As exciting as it was to move from buckets, to oddjob, to our own apartment sized washing machine, all good things must come to an end.
As such, I was unimpressed the morning when we switched on the machine, it agitated briefly, and then died. Apparently agitation is contagious, as it spread to me immediately.
I tried running it on the inverter (which it hadn’t done previously), and then back on the generator. Then by itself, then with a different cord. But no go.
I left it unplugged overnight and then plugged it back in. That was more exciting – it agitated briefly, and then died.
I again left it unplugged for a number of hours, but this time it was not to be revived.
We managed to drain the water out the back door. I popped the back cover off and saw no user-serviceable parts or fuses or breakers or anything useful for a tinkerer.
Loading it up and taking it to General Appliance down in the city saved me on what would likely have been an expensive in-house service call. The next day they called back – $250.00 for the part, plus labour, less the $50.00 sunk cost I had already paid just for them to examine it. I told them I would think about it, and then went online to check my options.
I knew I wanted something small and simple – that’s my current style. I was all over Future Shop and Home Depot’s websites, looking at their offerings. Nothing seemed to be available without special order, and even then, it was almost as expensive as a full sized unit!
I’m not sure how it happened, but eventually I found this Panda Washing Machine with a Spin Dryer. It cost less than repairing the old one, even with taxes and shipping!
It took me two days to convince Donna to at least let me try ordering it, and on Friday morning I was able to close the deal. I suspect it was going back to this that helped convince her to order promptly :).
Amazingly, it arrived on Wednesday, and I excitedly retrieved it from the back of the car and brought it to the yurts.
We set it up where the old washer had been, and with its reduced size, it made the back yurt seem even larger than before!

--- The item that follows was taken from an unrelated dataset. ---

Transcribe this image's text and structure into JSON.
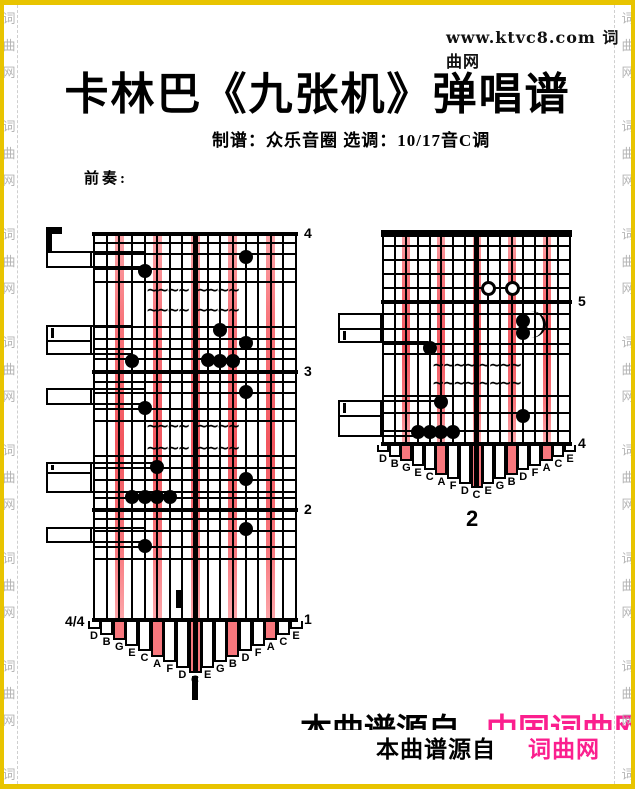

We put in some underwear and dish towels, some soap nuts, and then poured in a bucket of water. I was delighted to see that it agitated just fine!
Two pairs of jeans was too much for it though. You do have to be cautious about overloading it. This is more difficult when you have to carry in all the water you plan on using – you are always trying to see if you can make it wash more in fewer, smaller loads. This will likely be less of an issue when we have it plumbed in to a larger water supply.
The spinner is really great. I wouldn’t even say the clothes come out damp. Somewhere between damp and dry. They can dry really quickly on the line after being spun out.
For the first few days we had it draining back into empty buckets, which I then carried outside to dump. I was a bit annoyed that it took me so long to realize I could just put its drain hose out the same hole as the previously existing drain hose. It even fit nearly perfectly!
We really like the fact that it is so simple to use and that there is actually more interaction – we know better what is happening. You can actually lift the lid while it is agitating and see if the clothes are tumbling well. This also allows you to gauge just how dirty the water is becoming.
Same for the rinse which is essentially another wash cycle that you don’t add soap to – you can observe the water before deciding to pump it out. This would also give you a future option to use it as a sort of “suds saver” feature – and reuse cleanish rinse water on a second load of heavily soiled items.
One feature that I super appreciate is that without complicated electronics or motors, it runs flawlessly on our modified sine wave inverter, and at a very manageable draw in amps – I believe that in full sun, our solar panels can keep up with it, meaning that on sunny days we don’t even draw down the battery bank to do laundry!
Donna and I discussed this morning how it would not be able to wash our mats or quilts – we’ll likely have to relegate those to an occasional trip to the city laundromat, or perhaps some vigorous work in a large tub. But otherwise, after a week, we’re still going strong with this little machine.